Uzbekistan passes new law to end statelessness for 50,000 people amidst steps to improve human rights

An estimated 50,000 stateless people in Uzbekistan are set to acquire citizenship following the passing of a new law in the country. There are currently 97,346 documented stateless people in Uzbekistan, many are ethnic Uzbeks who fled Tajikistan’s civil war in the early 1990s. Statelessness in the country and across the wider region is largely a result of the dissolution of the Soviet Union in 1991 and the formation of new States, which left hundreds of thousands throughout Central Asia stateless.
In a statement, the UN Secretary-General António Guterres said that in granting nationality to those who previously had none, Uzbekistan is “profoundly bettering” the lives of a too-often invisible and vulnerable population.

“The Secretary-General commends this achievement as an important contribution to global efforts to end statelessness worldwide by 2024,” the statement continued.

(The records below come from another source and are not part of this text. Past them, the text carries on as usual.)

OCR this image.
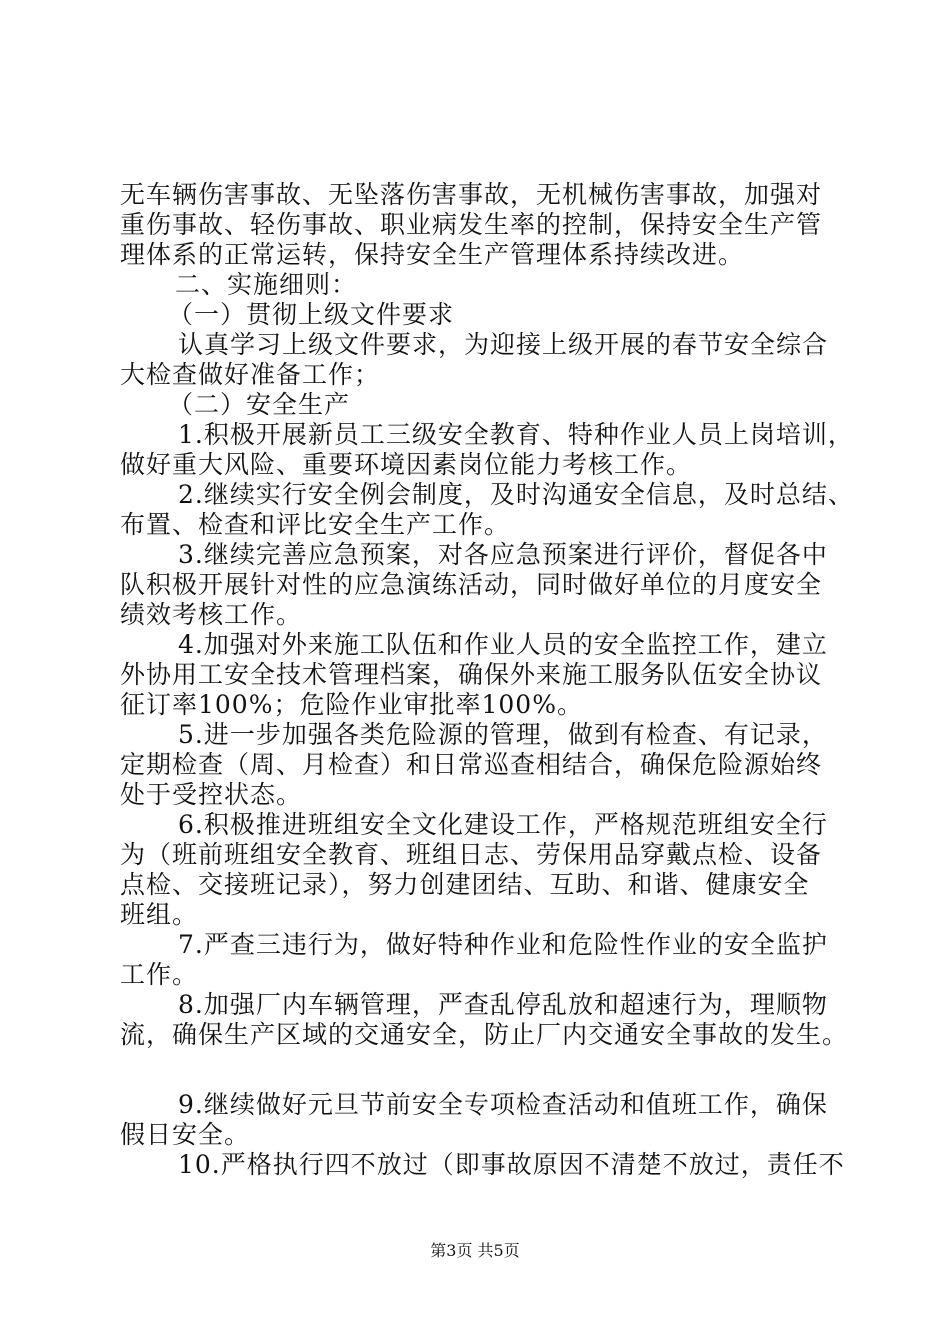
无车辆伤害事故、无坠落伤害事故，无机械伤害事故，加强对
重伤事故、轻伤事故、职业病发生率的控制，保持安全生产管
理体系的正常运转，保持安全生产管理体系持续改进。
二、实施细则：
（一）贯彻上级文件要求
认真学习上级文件要求，为迎接上级开展的春节安全综合
大检查做好准备工作；
（二）安全生产
1.积极开展新员工三级安全教育、特种作业人员上岗培训，
做好重大风险、重要环境因素岗位能力考核工作。
2.继续实行安全例会制度，及时沟通安全信息，及时总结、
布置、检查和评比安全生产工作。
3.继续完善应急预案，对各应急预案进行评价，督促各中
队积极开展针对性的应急演练活动，同时做好单位的月度安全
绩效考核工作。
4.加强对外来施工队伍和作业人员的安全监控工作，建立
外协用工安全技术管理档案，确保外来施工服务队伍安全协议
征订率100%；危险作业审批率100%。
5.进一步加强各类危险源的管理，做到有检查、有记录，
定期检查（周、月检查）和日常巡查相结合，确保危险源始终
处于受控状态。
6.积极推进班组安全文化建设工作，严格规范班组安全行
为（班前班组安全教育、班组日志、劳保用品穿戴点检、设备
点检、交接班记录），努力创建团结、互助、和谐、健康安全
班组。
7.严查三违行为，做好特种作业和危险性作业的安全监护
工作。
8.加强厂内车辆管理，严查乱停乱放和超速行为，理顺物
流，确保生产区域的交通安全，防止厂内交通安全事故的发生。
9.继续做好元旦节前安全专项检查活动和值班工作，确保
假日安全。
10.严格执行四不放过（即事故原因不清楚不放过，责任不
第3页 共5页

A provision in the Citizenship Law, signed by the President of Uzbekistan Shavkat Mirziyoyev on 20 March 2020, will come into effect on 1 April, conferring citizenship to registered stateless people who were granted permanent residence in Uzbekistan before 1 January 1995.
The new law also includes other important provisions to prevent statelessness and introduces, for the first-time, simplified naturalization procedures. The simplified naturalization procedures will come into effect in September this year and will also benefit registered stateless people who acquired permanent residence permits after 1 January 1995.
UNHCR, which provided recommendations to Uzbekistan during the drafting process, said authorities estimate that around half of the country’s stateless population – some 49,228 people – will benefit from the new provision and be recognised as citizens. Their children will also be eligible for citizenship through the same process.

“Uzbekistan has made significant progress in resolving and preventing statelessness in recent years and this development is a huge leap forward in ending known cases of statelessness. Tens of thousands of people now have the opportunity to belong,” said Yasuko Oda, UNHCR Representative for Central Asia.

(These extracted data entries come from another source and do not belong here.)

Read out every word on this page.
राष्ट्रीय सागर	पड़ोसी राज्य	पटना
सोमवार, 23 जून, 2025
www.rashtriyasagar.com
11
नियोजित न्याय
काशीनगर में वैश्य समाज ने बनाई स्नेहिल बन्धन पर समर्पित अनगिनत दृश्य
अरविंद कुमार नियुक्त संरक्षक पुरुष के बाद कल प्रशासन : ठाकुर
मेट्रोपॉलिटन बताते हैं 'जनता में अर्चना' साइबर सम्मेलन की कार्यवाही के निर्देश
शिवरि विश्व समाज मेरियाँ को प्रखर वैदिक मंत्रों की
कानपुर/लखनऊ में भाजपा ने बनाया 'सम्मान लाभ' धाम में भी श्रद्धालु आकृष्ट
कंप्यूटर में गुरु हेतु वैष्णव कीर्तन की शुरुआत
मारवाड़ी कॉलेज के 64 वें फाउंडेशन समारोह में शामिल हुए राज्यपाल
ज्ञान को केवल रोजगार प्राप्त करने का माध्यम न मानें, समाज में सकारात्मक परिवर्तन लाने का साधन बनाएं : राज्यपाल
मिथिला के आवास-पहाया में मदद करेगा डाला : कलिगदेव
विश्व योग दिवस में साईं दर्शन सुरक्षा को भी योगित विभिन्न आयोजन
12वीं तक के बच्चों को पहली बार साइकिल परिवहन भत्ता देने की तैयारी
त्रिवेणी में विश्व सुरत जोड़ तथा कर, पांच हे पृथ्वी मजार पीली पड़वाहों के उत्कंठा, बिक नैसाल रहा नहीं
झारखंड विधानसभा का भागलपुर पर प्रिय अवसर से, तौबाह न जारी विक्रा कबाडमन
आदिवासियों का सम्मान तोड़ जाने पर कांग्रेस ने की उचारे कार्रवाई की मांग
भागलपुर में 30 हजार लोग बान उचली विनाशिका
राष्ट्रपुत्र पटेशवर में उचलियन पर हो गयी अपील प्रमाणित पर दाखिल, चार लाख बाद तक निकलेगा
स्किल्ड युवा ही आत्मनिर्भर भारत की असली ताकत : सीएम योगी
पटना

Almost three decades have passed since the formal dissolution of the Soviet Union and the subsequent proclamation of independence by fifteen states. Soviet nationality ceased to exist and most former Soviet Republics adopted their own nationality laws yet the collapse of the USSR is one of the events in recent history that has resulted in mass statelessness.
Because former Soviet states took different approaches to the gain or loss of citizenship, and because of multiple defects and contradictions in the laws of these states, certain individuals and entire groups of people who never exchanged their Soviet passports for the passports of a newly formed state for one reason or another became vulnerable and, ultimately, stateless.
Since Uzbekistan’s President Shavkat Mirziyoyev assumed power in September 2016 following the death of Islam Karimov, he has taken some steps to improve the country’s abysmal human rights record, such as releasing some political prisoners, relaxing certain restrictions on free expression, removing citizens from the security services’ notorious “black list,” and increasing accountability of government institutions to the citizenry. These moves, coupled with Tashkent’s efforts to improve ties with its Central Asian neighbors have contributed to a sense of hope in Uzbekistan about the possibility for change.

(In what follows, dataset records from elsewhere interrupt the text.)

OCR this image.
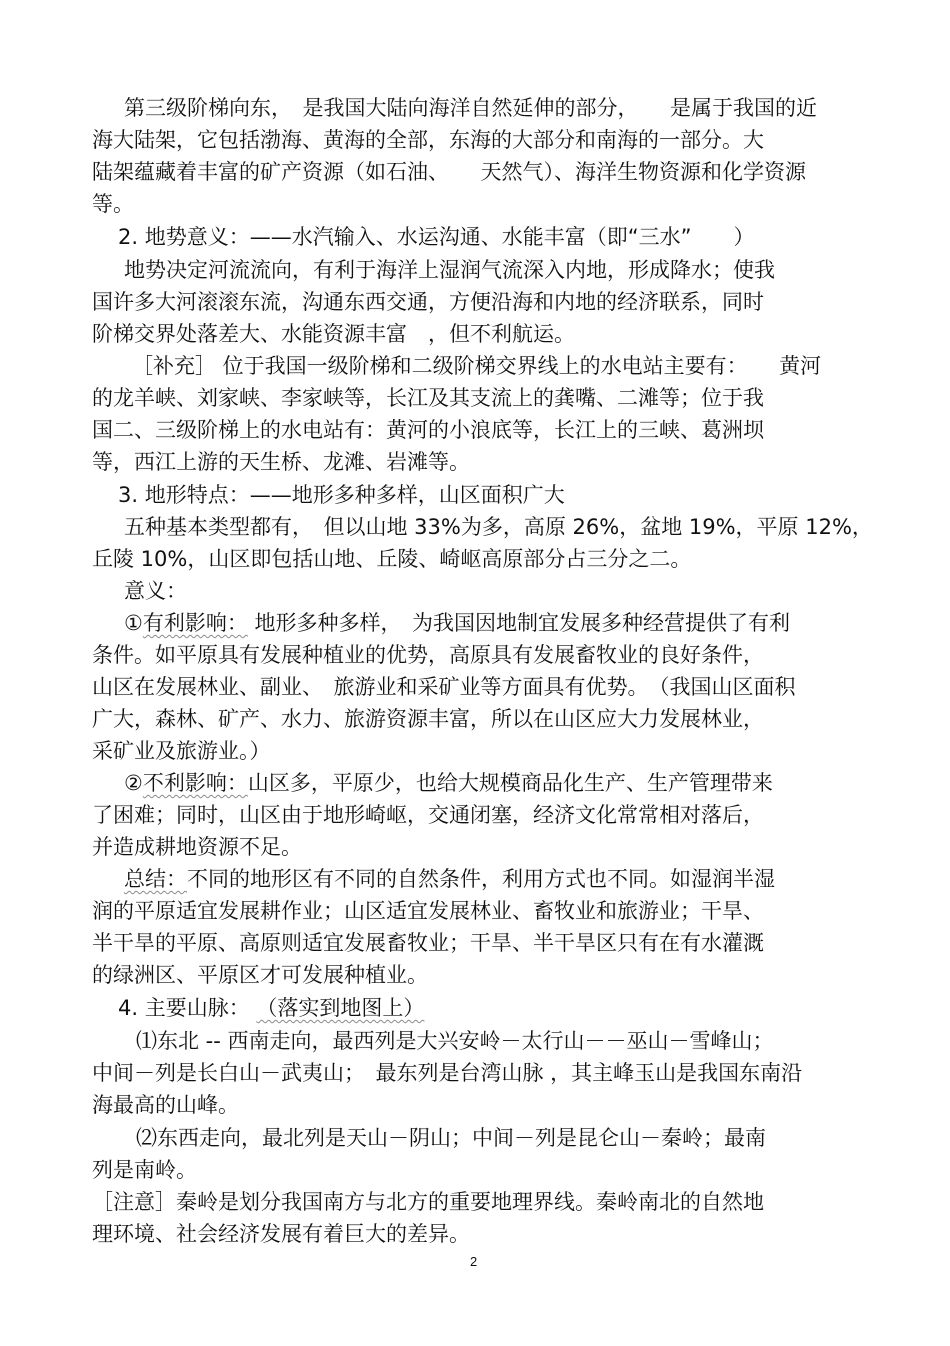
第三级阶梯向东，　是我国大陆向海洋自然延伸的部分，　　是属于我国的近
海大陆架，它包括渤海、黄海的全部，东海的大部分和南海的一部分。大
陆架蕴藏着丰富的矿产资源（如石油、　　天然气）、海洋生物资源和化学资源
等。
2. 地势意义：——水汽输入、水运沟通、水能丰富（即“三水”　　）
地势决定河流流向，有利于海洋上湿润气流深入内地，形成降水；使我
国许多大河滚滚东流，沟通东西交通，方便沿海和内地的经济联系，同时
阶梯交界处落差大、水能资源丰富　，但不利航运。
［补充］ 位于我国一级阶梯和二级阶梯交界线上的水电站主要有：　　黄河
的龙羊峡、刘家峡、李家峡等，长江及其支流上的龚嘴、二滩等；位于我
国二、三级阶梯上的水电站有：黄河的小浪底等，长江上的三峡、葛洲坝
等，西江上游的天生桥、龙滩、岩滩等。
3. 地形特点：——地形多种多样，山区面积广大
五种基本类型都有，　但以山地 33%为多，高原 26%，盆地 19%，平原 12%，
丘陵 10%，山区即包括山地、丘陵、崎岖高原部分占三分之二。
意义：
①有利影响： 地形多种多样，　为我国因地制宜发展多种经营提供了有利
条件。如平原具有发展种植业的优势，高原具有发展畜牧业的良好条件，
山区在发展林业、副业、　旅游业和采矿业等方面具有优势。　（我国山区面积
广大，森林、矿产、水力、旅游资源丰富，所以在山区应大力发展林业，
采矿业及旅游业。）
②不利影响：山区多，平原少，也给大规模商品化生产、生产管理带来
了困难；同时，山区由于地形崎岖，交通闭塞，经济文化常常相对落后，
并造成耕地资源不足。
总结：不同的地形区有不同的自然条件，利用方式也不同。如湿润半湿
润的平原适宜发展耕作业；山区适宜发展林业、畜牧业和旅游业；干旱、
半干旱的平原、高原则适宜发展畜牧业；干旱、半干旱区只有在有水灌溉
的绿洲区、平原区才可发展种植业。
4. 主要山脉： （落实到地图上）
⑴东北 -- 西南走向，最西列是大兴安岭－太行山－－巫山－雪峰山；
中间－列是长白山－武夷山；　最东列是台湾山脉 ，其主峰玉山是我国东南沿
海最高的山峰。
⑵东西走向，最北列是天山－阴山；中间－列是昆仑山－秦岭；最南
列是南岭。
［注意］秦岭是划分我国南方与北方的重要地理界线。秦岭南北的自然地
理环境、社会经济发展有着巨大的差异。
2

Last year, The Economist declared Uzbekistan its “country of the year”, arguing that “no other country travelled as far” as the Central Asian nation in 2019 in terms of economic and other reforms.

But as The Economist also notes, the country “still has a long way to go” and it remains “far from (being) a democracy.” It remains to be seen if Uzbekistan’s still authoritarian government will follow up the modest steps it has taken with institutional change and sustainable human rights improvements.